SSP Group revenue hits 87% of 2019 levels in latest quarter amid travel rebound

UK/INTERNATIONAL. Leading travel food & beverage company SSP Group has issued an encouraging trading update for the quarter ended 30 June, with revenue running at 87% of 2019 levels. This is the company’s third financial quarter. For the nine-month period from 1 October 2021 to 30 June 2022, total group revenues averaged 72% of 2019 levels.

At its interim results on 24 May, SSP reported that revenue had averaged 83% of 2019 levels for the first six weeks of Q3. Since then, revenue continued to strengthen, running at 89% of 2019 levels in the following seven weeks, or 87% of pre-pandemic figures for Q3 as a whole. This includes a benefit from net gains and pricing compared to the same period in 2019.
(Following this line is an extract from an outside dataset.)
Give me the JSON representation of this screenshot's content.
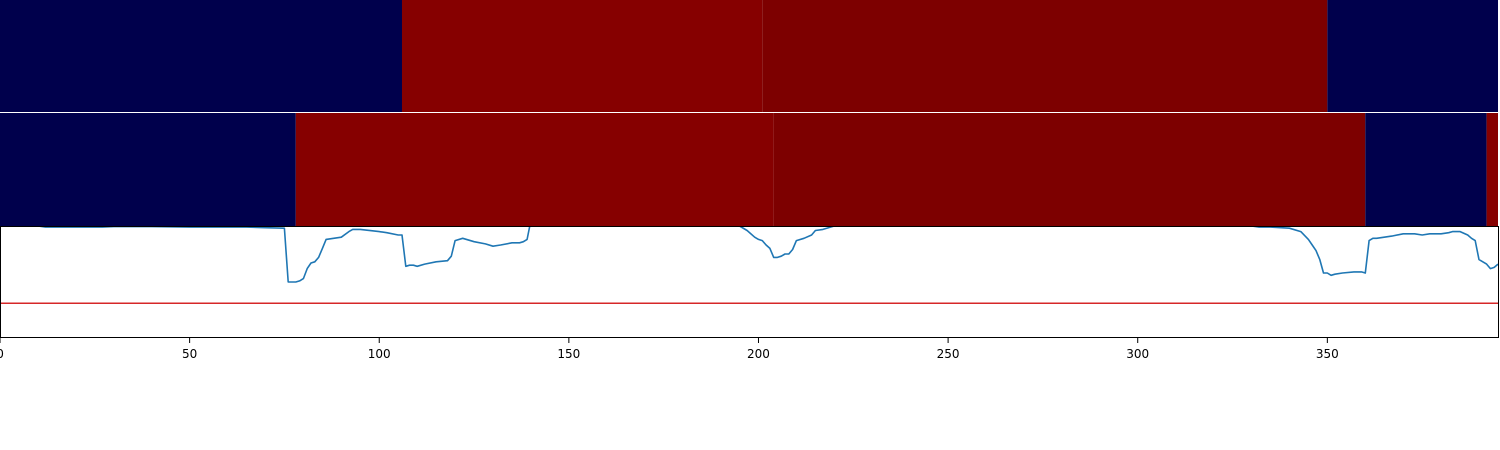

Among recent SSP contract gains is a ten-year agreement to operate at Darwin and Alice Springs airports, as the company extends its footprint in Australia

Recovery in passenger traffic and longer dwell times in some markets were the key factors underpinning the revenue performance. The recovery has been led by domestic and leisure travel in both airports and railways. Rail commuter travel continues to recover well, noted SSP, but at a slower pace than leisure travel.
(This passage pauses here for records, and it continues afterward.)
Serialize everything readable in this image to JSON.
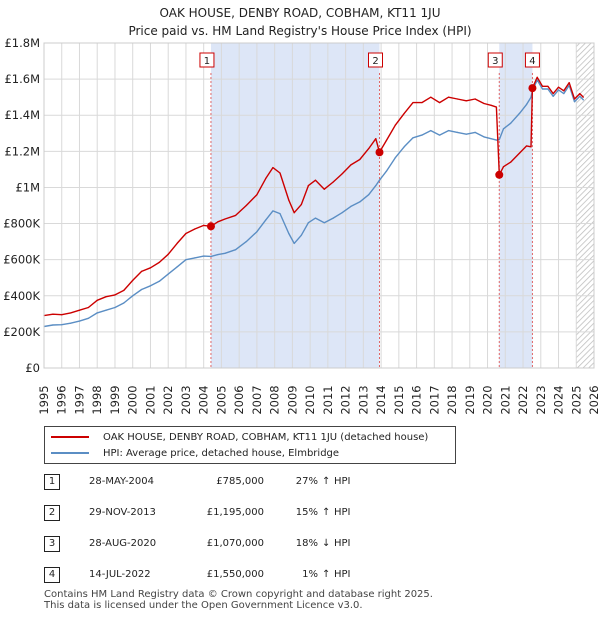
{
  "chart_data": {
    "type": "line",
    "title": "OAK HOUSE, DENBY ROAD, COBHAM, KT11 1JU",
    "subtitle": "Price paid vs. HM Land Registry's House Price Index (HPI)",
    "xlim": [
      1995,
      2026
    ],
    "ylim": [
      0,
      1800000
    ],
    "x_ticks": [
      "1995",
      "1996",
      "1997",
      "1998",
      "1999",
      "2000",
      "2001",
      "2002",
      "2003",
      "2004",
      "2005",
      "2006",
      "2007",
      "2008",
      "2009",
      "2010",
      "2011",
      "2012",
      "2013",
      "2014",
      "2015",
      "2016",
      "2017",
      "2018",
      "2019",
      "2020",
      "2021",
      "2022",
      "2023",
      "2024",
      "2025",
      "2026"
    ],
    "y_ticks": [
      {
        "value": 0,
        "label": "£0"
      },
      {
        "value": 200000,
        "label": "£200K"
      },
      {
        "value": 400000,
        "label": "£400K"
      },
      {
        "value": 600000,
        "label": "£600K"
      },
      {
        "value": 800000,
        "label": "£800K"
      },
      {
        "value": 1000000,
        "label": "£1M"
      },
      {
        "value": 1200000,
        "label": "£1.2M"
      },
      {
        "value": 1400000,
        "label": "£1.4M"
      },
      {
        "value": 1600000,
        "label": "£1.6M"
      },
      {
        "value": 1800000,
        "label": "£1.8M"
      }
    ],
    "colors": {
      "property": "#cc0000",
      "hpi": "#5b8ec4",
      "shade": "#dde6f7",
      "grid": "#d9d9d9"
    },
    "series": [
      {
        "name": "OAK HOUSE, DENBY ROAD, COBHAM, KT11 1JU (detached house)",
        "color": "#cc0000",
        "points": [
          [
            1995.0,
            290000
          ],
          [
            1995.5,
            298000
          ],
          [
            1996.0,
            295000
          ],
          [
            1996.5,
            305000
          ],
          [
            1997.0,
            320000
          ],
          [
            1997.5,
            335000
          ],
          [
            1998.0,
            375000
          ],
          [
            1998.5,
            395000
          ],
          [
            1999.0,
            405000
          ],
          [
            1999.5,
            430000
          ],
          [
            2000.0,
            485000
          ],
          [
            2000.5,
            535000
          ],
          [
            2001.0,
            555000
          ],
          [
            2001.5,
            585000
          ],
          [
            2002.0,
            630000
          ],
          [
            2002.5,
            690000
          ],
          [
            2003.0,
            745000
          ],
          [
            2003.5,
            770000
          ],
          [
            2004.0,
            790000
          ],
          [
            2004.41,
            785000
          ],
          [
            2004.8,
            810000
          ],
          [
            2005.2,
            825000
          ],
          [
            2005.8,
            845000
          ],
          [
            2006.4,
            900000
          ],
          [
            2007.0,
            960000
          ],
          [
            2007.5,
            1050000
          ],
          [
            2007.9,
            1110000
          ],
          [
            2008.3,
            1080000
          ],
          [
            2008.8,
            930000
          ],
          [
            2009.1,
            860000
          ],
          [
            2009.5,
            905000
          ],
          [
            2009.9,
            1010000
          ],
          [
            2010.3,
            1040000
          ],
          [
            2010.8,
            990000
          ],
          [
            2011.3,
            1030000
          ],
          [
            2011.8,
            1075000
          ],
          [
            2012.3,
            1125000
          ],
          [
            2012.8,
            1155000
          ],
          [
            2013.3,
            1215000
          ],
          [
            2013.7,
            1270000
          ],
          [
            2013.91,
            1195000
          ],
          [
            2014.3,
            1260000
          ],
          [
            2014.8,
            1345000
          ],
          [
            2015.3,
            1410000
          ],
          [
            2015.8,
            1470000
          ],
          [
            2016.3,
            1470000
          ],
          [
            2016.8,
            1500000
          ],
          [
            2017.3,
            1470000
          ],
          [
            2017.8,
            1500000
          ],
          [
            2018.3,
            1490000
          ],
          [
            2018.8,
            1480000
          ],
          [
            2019.3,
            1490000
          ],
          [
            2019.8,
            1465000
          ],
          [
            2020.2,
            1455000
          ],
          [
            2020.5,
            1445000
          ],
          [
            2020.66,
            1070000
          ],
          [
            2020.9,
            1115000
          ],
          [
            2021.3,
            1140000
          ],
          [
            2021.8,
            1190000
          ],
          [
            2022.2,
            1230000
          ],
          [
            2022.45,
            1225000
          ],
          [
            2022.53,
            1550000
          ],
          [
            2022.8,
            1610000
          ],
          [
            2023.1,
            1560000
          ],
          [
            2023.4,
            1560000
          ],
          [
            2023.7,
            1520000
          ],
          [
            2024.0,
            1555000
          ],
          [
            2024.3,
            1535000
          ],
          [
            2024.6,
            1580000
          ],
          [
            2024.9,
            1490000
          ],
          [
            2025.2,
            1520000
          ],
          [
            2025.4,
            1500000
          ]
        ]
      },
      {
        "name": "HPI: Average price, detached house, Elmbridge",
        "color": "#5b8ec4",
        "points": [
          [
            1995.0,
            230000
          ],
          [
            1995.5,
            238000
          ],
          [
            1996.0,
            240000
          ],
          [
            1996.5,
            248000
          ],
          [
            1997.0,
            260000
          ],
          [
            1997.5,
            275000
          ],
          [
            1998.0,
            305000
          ],
          [
            1998.5,
            320000
          ],
          [
            1999.0,
            335000
          ],
          [
            1999.5,
            360000
          ],
          [
            2000.0,
            400000
          ],
          [
            2000.5,
            435000
          ],
          [
            2001.0,
            455000
          ],
          [
            2001.5,
            480000
          ],
          [
            2002.0,
            520000
          ],
          [
            2002.5,
            560000
          ],
          [
            2003.0,
            600000
          ],
          [
            2003.5,
            610000
          ],
          [
            2004.0,
            620000
          ],
          [
            2004.41,
            618000
          ],
          [
            2004.8,
            628000
          ],
          [
            2005.2,
            635000
          ],
          [
            2005.8,
            655000
          ],
          [
            2006.4,
            700000
          ],
          [
            2007.0,
            755000
          ],
          [
            2007.5,
            820000
          ],
          [
            2007.9,
            870000
          ],
          [
            2008.3,
            855000
          ],
          [
            2008.8,
            745000
          ],
          [
            2009.1,
            690000
          ],
          [
            2009.5,
            735000
          ],
          [
            2009.9,
            805000
          ],
          [
            2010.3,
            830000
          ],
          [
            2010.8,
            805000
          ],
          [
            2011.3,
            830000
          ],
          [
            2011.8,
            860000
          ],
          [
            2012.3,
            895000
          ],
          [
            2012.8,
            920000
          ],
          [
            2013.3,
            960000
          ],
          [
            2013.7,
            1010000
          ],
          [
            2013.91,
            1040000
          ],
          [
            2014.3,
            1090000
          ],
          [
            2014.8,
            1165000
          ],
          [
            2015.3,
            1225000
          ],
          [
            2015.8,
            1275000
          ],
          [
            2016.3,
            1290000
          ],
          [
            2016.8,
            1315000
          ],
          [
            2017.3,
            1290000
          ],
          [
            2017.8,
            1315000
          ],
          [
            2018.3,
            1305000
          ],
          [
            2018.8,
            1295000
          ],
          [
            2019.3,
            1305000
          ],
          [
            2019.8,
            1280000
          ],
          [
            2020.2,
            1270000
          ],
          [
            2020.5,
            1262000
          ],
          [
            2020.66,
            1265000
          ],
          [
            2020.9,
            1325000
          ],
          [
            2021.3,
            1355000
          ],
          [
            2021.8,
            1410000
          ],
          [
            2022.2,
            1460000
          ],
          [
            2022.45,
            1500000
          ],
          [
            2022.53,
            1535000
          ],
          [
            2022.8,
            1595000
          ],
          [
            2023.1,
            1545000
          ],
          [
            2023.4,
            1545000
          ],
          [
            2023.7,
            1505000
          ],
          [
            2024.0,
            1540000
          ],
          [
            2024.3,
            1520000
          ],
          [
            2024.6,
            1565000
          ],
          [
            2024.9,
            1475000
          ],
          [
            2025.2,
            1505000
          ],
          [
            2025.4,
            1485000
          ]
        ]
      }
    ],
    "shaded_ranges": [
      [
        2004.41,
        2013.91
      ],
      [
        2020.66,
        2022.53
      ]
    ],
    "hatched_range": [
      2025.0,
      2026.0
    ],
    "sales": [
      {
        "id": "1",
        "x": 2004.41,
        "price": 785000
      },
      {
        "id": "2",
        "x": 2013.91,
        "price": 1195000
      },
      {
        "id": "3",
        "x": 2020.66,
        "price": 1070000
      },
      {
        "id": "4",
        "x": 2022.53,
        "price": 1550000
      }
    ]
  },
  "legend": {
    "property_label": "OAK HOUSE, DENBY ROAD, COBHAM, KT11 1JU (detached house)",
    "hpi_label": "HPI: Average price, detached house, Elmbridge"
  },
  "transactions": [
    {
      "num": "1",
      "date": "28-MAY-2004",
      "price": "£785,000",
      "pct": "27%",
      "arrow": "↑",
      "suffix": "HPI"
    },
    {
      "num": "2",
      "date": "29-NOV-2013",
      "price": "£1,195,000",
      "pct": "15%",
      "arrow": "↑",
      "suffix": "HPI"
    },
    {
      "num": "3",
      "date": "28-AUG-2020",
      "price": "£1,070,000",
      "pct": "18%",
      "arrow": "↓",
      "suffix": "HPI"
    },
    {
      "num": "4",
      "date": "14-JUL-2022",
      "price": "£1,550,000",
      "pct": "1%",
      "arrow": "↑",
      "suffix": "HPI"
    }
  ],
  "footer": {
    "line1": "Contains HM Land Registry data © Crown copyright and database right 2025.",
    "line2": "This data is licensed under the Open Government Licence v3.0."
  }
}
Whiskey Bread, a new concept for Dublin Airport, in partnership with Teeling Whiskey and McCloskey’s Bakery

Continental Europe saw sales in the third quarter average 93% of 2019 levels, and North America, averaging 91%. In the UK, sales averaged 82% for the quarter, driven by a strengthening of sales in airports, with trading in rail outlets affected by recent industrial action.
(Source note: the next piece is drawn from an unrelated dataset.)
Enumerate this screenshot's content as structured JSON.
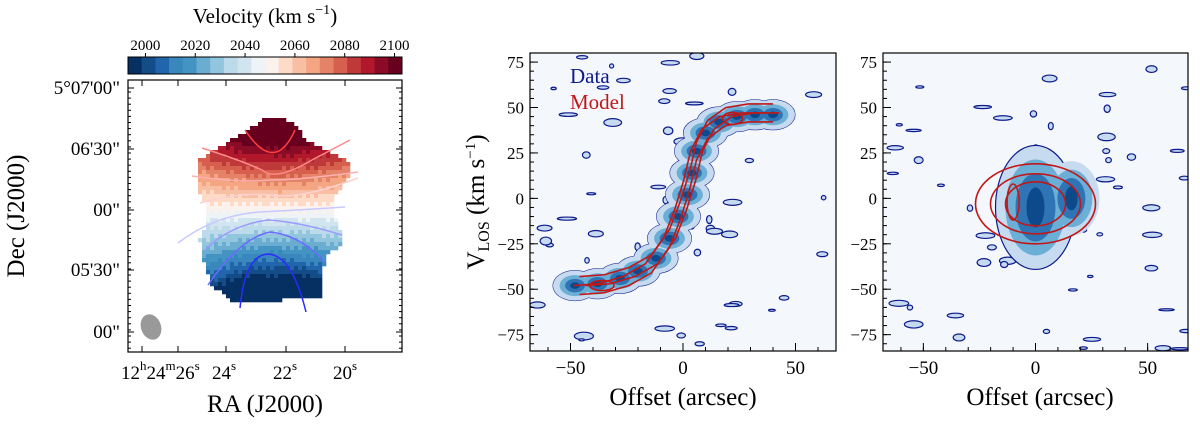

Encouragingly, said SSP, there has been a good recovery in the Rest of the World business, where sales averaged 75% of 2019, with strong performances in India, Australia and Thailand. In China and Hong Kong, passenger travel remains at low levels, reflecting the continuing travel restrictions.

Encouraging outlook

SSP highlighted the “considerable uncertainty in the macroeconomic and geopolitical backdrop”, but said it is well positioned to benefit from the continued recovery of the travel sector. Current challenges include airport disruption, labour shortages and industrial action across certain air and rail markets.

“In common with the entire hospitality sector, we continue to face widespread and increasing inflationary pressures impacting our supply chain, labour and energy costs, and these are anticipated to persist well into next year. However, we are confident in our ability to manage these pressures through productivity and pricing initiatives and expect to mitigate the impact on profit, while sustaining the positive momentum in consumer demand.”

The medium-term expectation for a recovery of the like-for-like business to 2019 levels of profitability remains unchanged. As reported, by 2025 the pipeline of new contracts is expected to add around £500 million to revenues compared to 2019.

For the current year, SSP now expects to deliver sales of around £2.1 billion and EBITDA margin (on a pre-IFRS 16 basis) of 6%, towards the upper end of its previous full-year guidance range.